Allah Subhanahu Wa Ta’ala berfirman:
“Maka sesuatu apapun yang diberikan kepadamu, itu adalah kenikmatan hidup di dunia; dan yang ada pada sisi Allah lebih baik dan lebih kekal bagi orang-orang yang beriman, dan hanya kepada Rabb mereka, mereka bertawakkal. dan (bagi) orang-orang yang menjauhi dosa-dosa besar dan perbuatan-perbuatan keji, dan apabila mereka marah mereka memberi ma’af. Dan (bagi) orang-orang yang menerima (mematuhi) seruan Rabbnya dan mendirikan shalat, sedang urusan mereka (diputuskan) dengan musyawarat antara mereka; dan mereka menafkahkan sebagian dari rezki yang Kami berikan kepada mereka. Dan (bagi) orang-orang yang apabila mereka diperlakukan dengan zhalim mereka membela diri. Dan balasan suatu kejahatan adalah kejahatan yang serupa, maka barang siapa mema’afkan dan berbuat baik maka pahalanya atas (tanggungan) Allah.Sesungguhnya Dia tidak menyukai orang-orang yang zhalim. Dan sesungguhnya orang-orang yang membela diri sesudahteraniaya, tidak ada suatu dosapun atas mereka. Sesungguhnya dosa itu atas orang-orang yang berbuat zhalim kepada manusia dan melampaui batas di muka bumi tanpa hak.Mereka itu mendapat azab yang pedih. Tetapi orang yang bersabar dan memaafkan sesungguhnya (perbuatan) yang demikian itu termasuk hal-hal yang diutamakan”. (QS. Asy Syura [42]: 36-43).

Abu Hurairah r.a. menceritakan bahwa pernah ada seorang lelaki mencaci sahabat Abu Bakar r.a, sedangkan Nabi Shalallahu ‘Alaihi Wa Salam. saat itu duduk, lalu Nabi Shalallahu ‘Alaihi Wa Salam hanya tersenyum dan merasa kagum. Tetapi ketika Abu Bakar r.a. membalas sebagian cacian yang ditujukan terhadap dirinya, Nabi Shalallahu ‘Alaihi Wa Salam kelihatan marah, lalu bangkit. Maka Abu Bakar menyusulnya dan bertanya kepadanya, “Wahai Rasulullah, sesungguhnya ketika dia mencaciku engkau tetap dalam keadaan duduk, Tetapi ketika aku membalas caciannya, engkau kelihatan marah dan meninggalkan tempat duduk.” Nabi Shalallahu ‘Alaihi Wa Salam menjawab: Sesungguhnya pada mulanya ada malaikat yang bersamamu membela dirimu. Tetapi ketika engkau membalas terhadapnya sebagian dari caciannya (malaikat itu pergi) dan datanglah setan, maka aku tidak mau duduk bersama setan. Kemudian beliau Shalallahu ‘Alaihi Wa Salam bersabda pula: Hai Abu Bakar, ada tiga perkara yang semuanya benar, yaitu tidak sekali-kali seseorang hamba dianiaya dengan suatu penganiayaan, lalu ia menahan dirinya karena Allah, melainkan Allah akan memuliakannya dan menolongnya. Dan tidak sekali-kali seorang lelaki membuka pintu pemberian dengan mengharapkan silaturahim, melainkan Allah Subhanahu Wa Ta’ala makin menambah banyak (hartanya). Dan tidak sekali-kali seorang lelaki membuka pintu meminta-minta karena ingin memperbanyak (hartanya), melainkan Allah Subhanahu Wa Ta’ala makin menambah sedikit (hartanya). (HR. Abu Daud).

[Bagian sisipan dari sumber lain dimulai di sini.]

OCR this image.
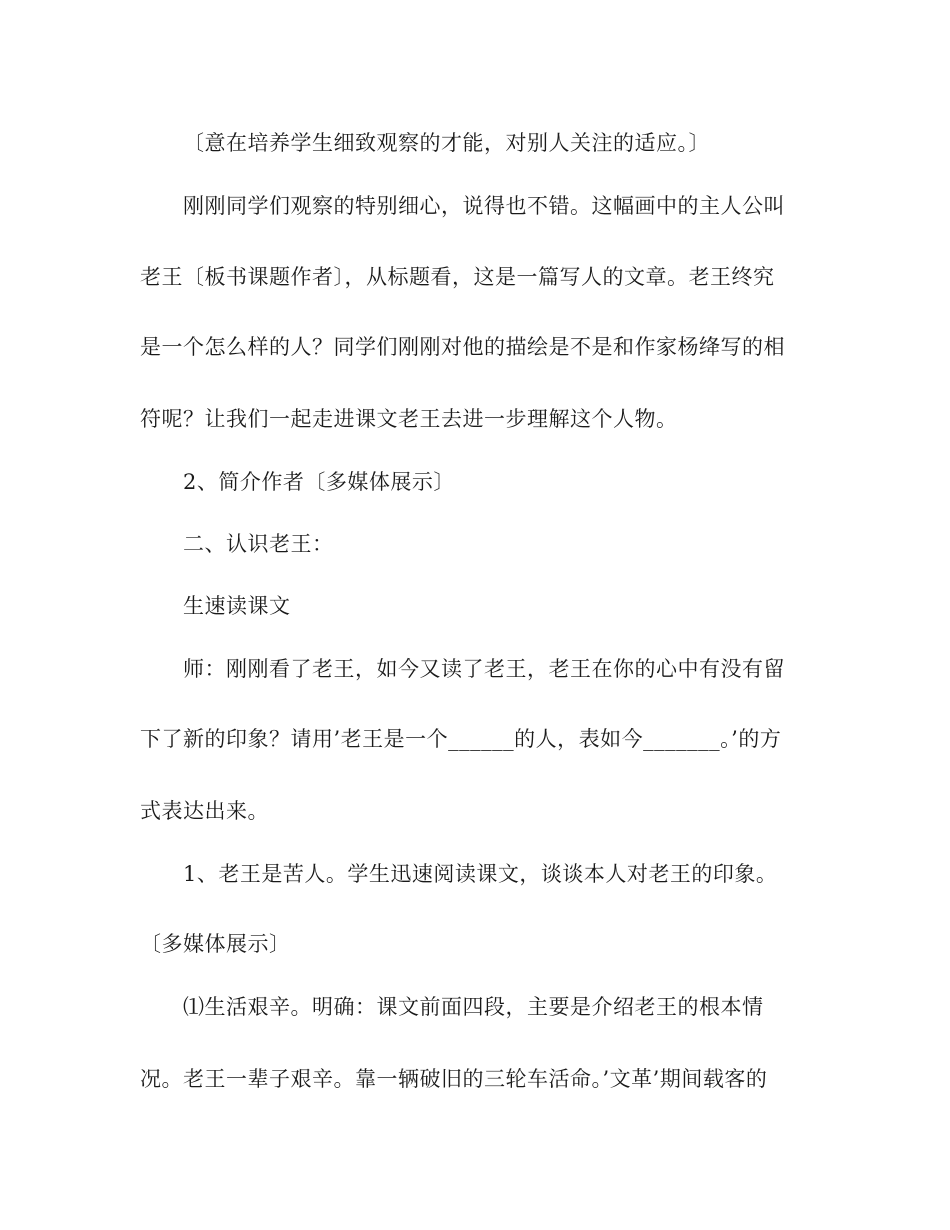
〔意在培养学生细致观察的才能，对别人关注的适应。〕
刚刚同学们观察的特别细心，说得也不错。这幅画中的主人公叫
老王〔板书课题作者〕，从标题看，这是一篇写人的文章。老王终究
是一个怎么样的人？同学们刚刚对他的描绘是不是和作家杨绛写的相
符呢？让我们一起走进课文老王去进一步理解这个人物。
2、简介作者〔多媒体展示〕
二、认识老王：
生速读课文
师：刚刚看了老王，如今又读了老王，老王在你的心中有没有留
下了新的印象？请用’老王是一个______的人，表如今_______。’的方
式表达出来。
1、老王是苦人。学生迅速阅读课文，谈谈本人对老王的印象。
〔多媒体展示〕
⑴生活艰辛。明确：课文前面四段，主要是介绍老王的根本情
况。老王一辈子艰辛。靠一辆破旧的三轮车活命。’文革’期间载客的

Atas dasar ayat dan hadits di atas maka kami menasehatkan untuk:

1. Kepada kaum muslimin untuk fokus beribadah di bulan Ramadhan dengan memperbanyak doa dan memohon kepada Allah Subhanahu Wa Ta’ala agar dimudahkan segala urusan dengan semakin mendekatkan diri kepada-Nya.
2. Memohon kepada seluruh masyarakat untuk bersama-sama menyadari bahwa keutuhan bangsa menjadi prioritas utama. Siapapun yang melanggar aturan dan norma akan mendapatkan hukuman dan murka Allah Subhanahu Wa Ta’ala. Hal ini sebagai mana petuah Jawa: Ambruke Kedaton Punjere Paugeran.
3. Berharap kepada seluruh anak bangsa untuk membangun konsolidasi dan dialog nasional guna mencari kata mufakat dan kemaslahatan bersama.

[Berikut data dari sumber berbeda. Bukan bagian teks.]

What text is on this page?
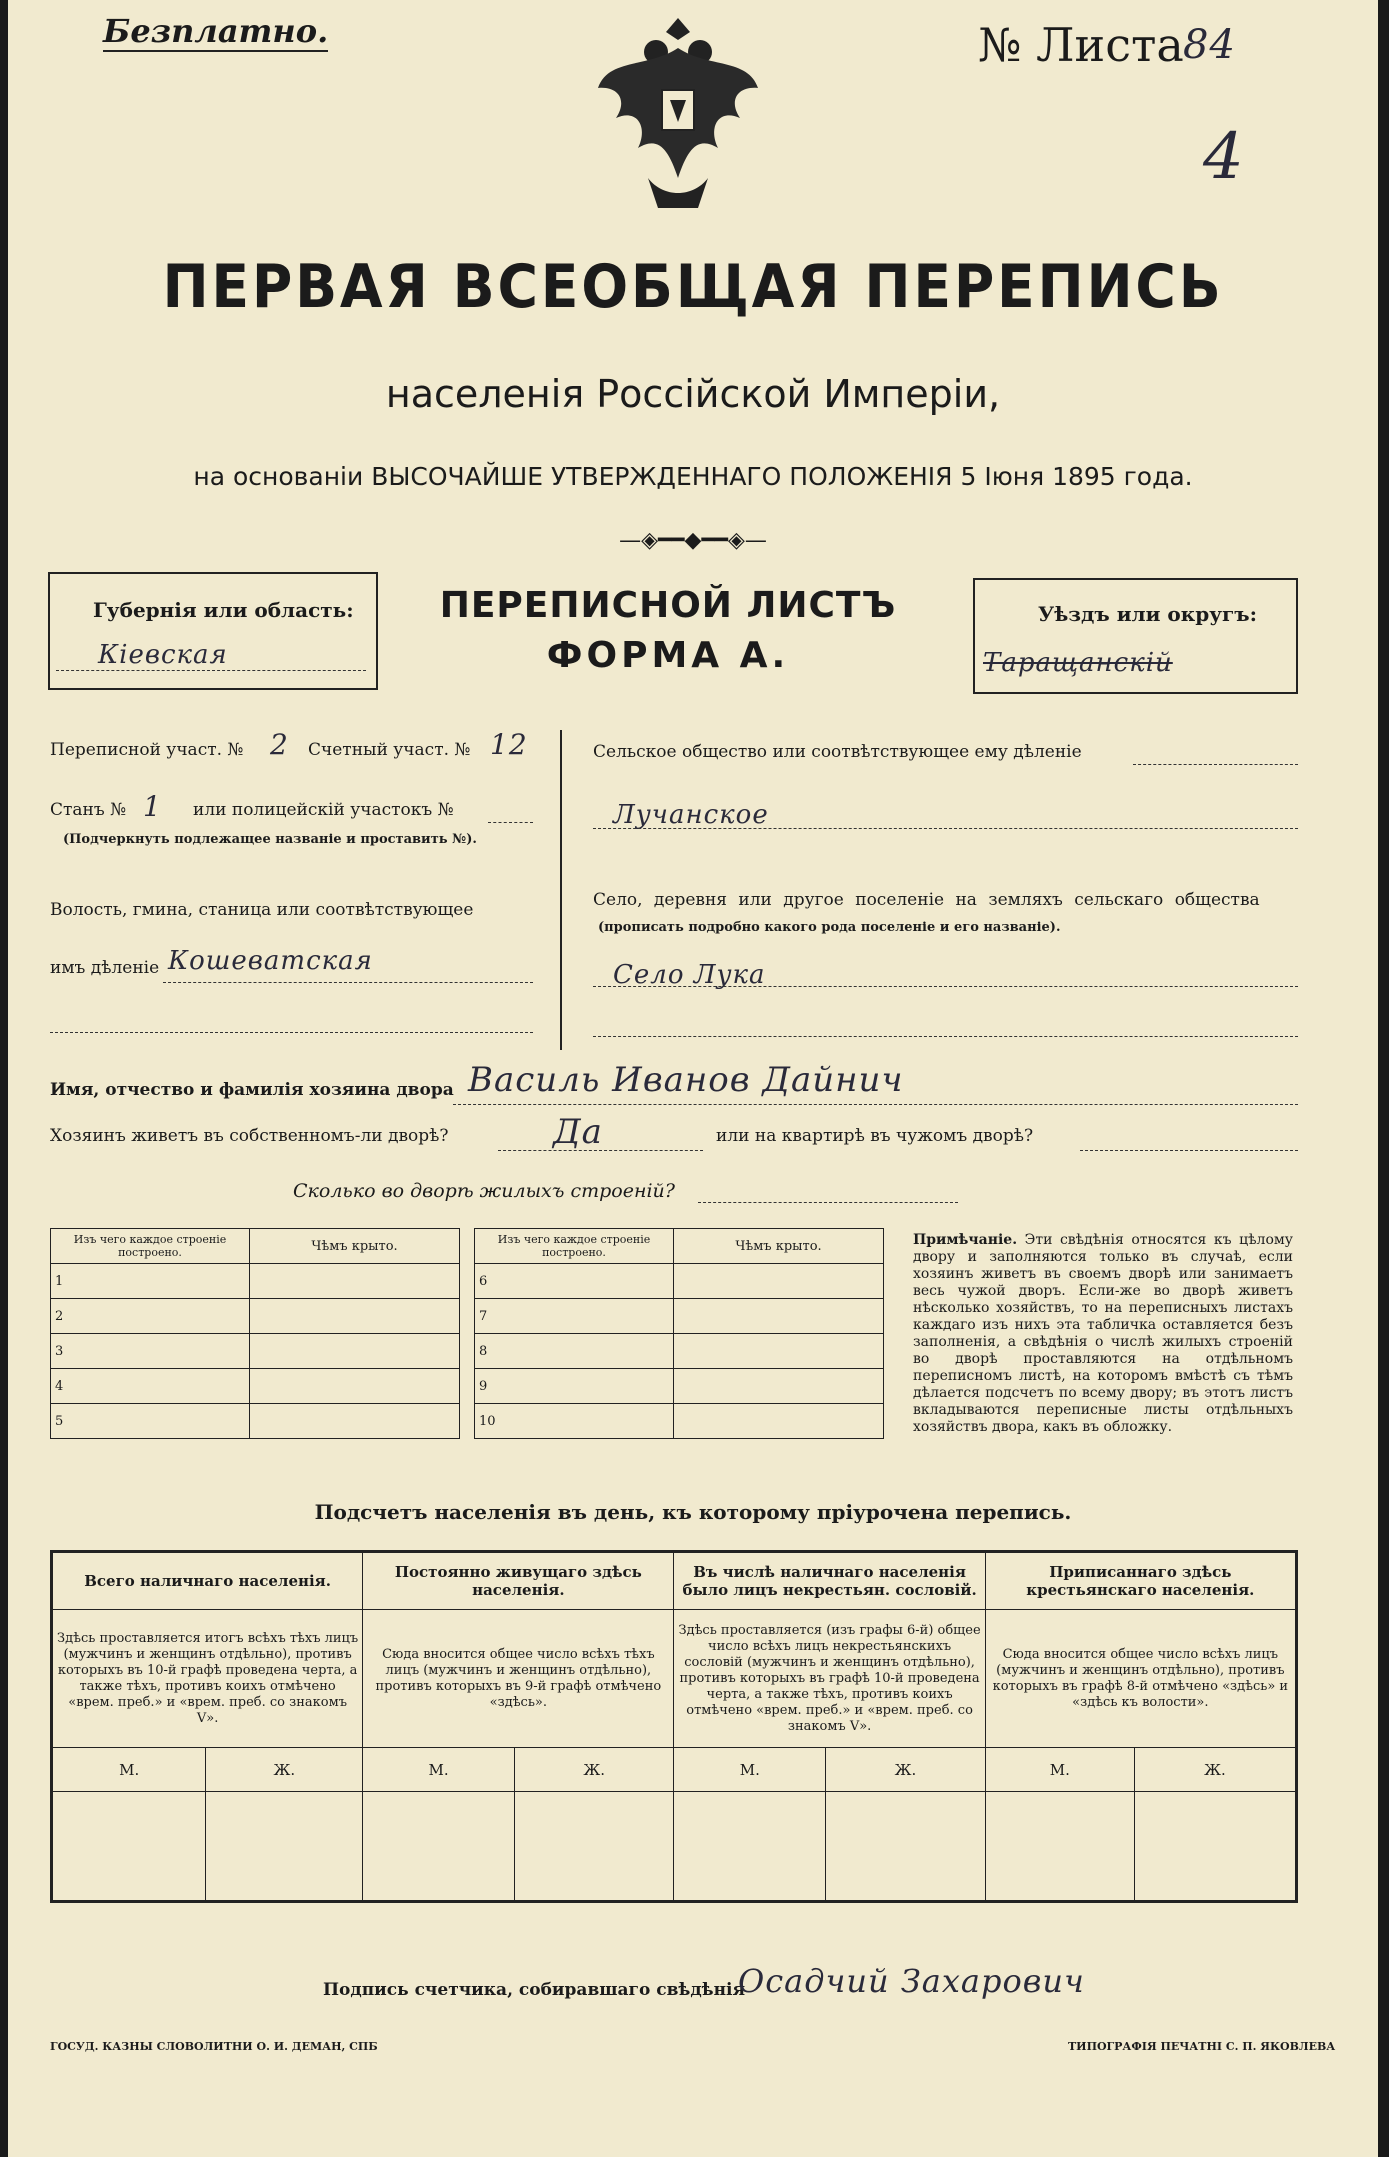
Безплатно.	№ Листа 84
4
ПЕРВАЯ ВСЕОБЩАЯ ПЕРЕПИСЬ
населенія Россійской Имперіи,
на основаніи ВЫСОЧАЙШЕ УТВЕРЖДЕННАГО ПОЛОЖЕНІЯ 5 Іюня 1895 года.
—◈━━◆━━◈—
Губернія или область:
Кіевская
ПЕРЕПИСНОЙ ЛИСТЪ
ФОРМА А.
Уѣздъ или округъ:
Таращанскій
Переписной участ. № 2 Счетный участ. № 12
Станъ № 1 или полицейскій участокъ №
(Подчеркнуть подлежащее названіе и проставить №).
Волость, гмина, станица или соотвѣтствующее
имъ дѣленіе Кошеватская
Сельское общество или соотвѣтствующее ему дѣленіе
Лучанское
Село, деревня или другое поселеніе на земляхъ сельскаго общества
(прописать подробно какого рода поселеніе и его названіе).
Село Лука
Имя, отчество и фамилія хозяина двора Василь Иванов Дайнич
Хозяинъ живетъ въ собственномъ-ли дворѣ?	Да	или на квартирѣ въ чужомъ дворѣ?
Сколько во дворѣ жилыхъ строеній?
Изъ чего каждое строеніе построено.	Чѣмъ крыто.
1	
2	
3	
4	
5	
Изъ чего каждое строеніе построено.	Чѣмъ крыто.
6	
7	
8	
9	
10	
Примѣчаніе. Эти свѣдѣнія относятся къ цѣлому двору и заполняются только въ случаѣ, если хозяинъ живетъ въ своемъ дворѣ или занимаетъ весь чужой дворъ. Если-же во дворѣ живетъ нѣсколько хозяйствъ, то на переписныхъ листахъ каждаго изъ нихъ эта табличка оставляется безъ заполненія, а свѣдѣнія о числѣ жилыхъ строеній во дворѣ проставляются на отдѣльномъ переписномъ листѣ, на которомъ вмѣстѣ съ тѣмъ дѣлается подсчетъ по всему двору; въ этотъ листъ вкладываются переписные листы отдѣльныхъ хозяйствъ двора, какъ въ обложку.
Подсчетъ населенія въ день, къ которому пріурочена перепись.
Всего наличнаго населенія.		Постоянно живущаго здѣсь населенія.		Въ числѣ наличнаго населенія было лицъ некрестьян. сословій.		Приписаннаго здѣсь крестьянскаго населенія.	
Здѣсь проставляется итогъ всѣхъ тѣхъ лицъ (мужчинъ и женщинъ отдѣльно), противъ которыхъ въ 10-й графѣ проведена черта, а также тѣхъ, противъ коихъ отмѣчено «врем. преб.» и «врем. преб. со знакомъ V».		Сюда вносится общее число всѣхъ тѣхъ лицъ (мужчинъ и женщинъ отдѣльно), противъ которыхъ въ 9-й графѣ отмѣчено «здѣсь».		Здѣсь проставляется (изъ графы 6-й) общее число всѣхъ лицъ некрестьянскихъ сословій (мужчинъ и женщинъ отдѣльно), противъ которыхъ въ графѣ 10-й проведена черта, а также тѣхъ, противъ коихъ отмѣчено «врем. преб.» и «врем. преб. со знакомъ V».		Сюда вносится общее число всѣхъ лицъ (мужчинъ и женщинъ отдѣльно), противъ которыхъ въ графѣ 8-й отмѣчено «здѣсь» и «здѣсь къ волости».	
М.	Ж.	М.	Ж.	М.	Ж.	М.	Ж.

Подпись счетчика, собиравшаго свѣдѣнія
Осадчий Захарович
ГОСУД. КАЗНЫ СЛОВОЛИТНИ О. И. ДЕМАН, СПБ	ТИПОГРАФІЯ ПЕЧАТНІ С. П. ЯКОВЛЕВА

Demikan nasehat ini kami berikan agar dapat digunakan sebagai panduan dan pegangan dalam menghadapi berbagai perkembangan dan dinamika yang terjadi di sekitar. Semoga kita selalu diberikan pentunjuk dan hidayah Allah Subhanahu Wa Ta’ala dan dijauhkan dari segala fitnah dan malapetaka. Aamiin.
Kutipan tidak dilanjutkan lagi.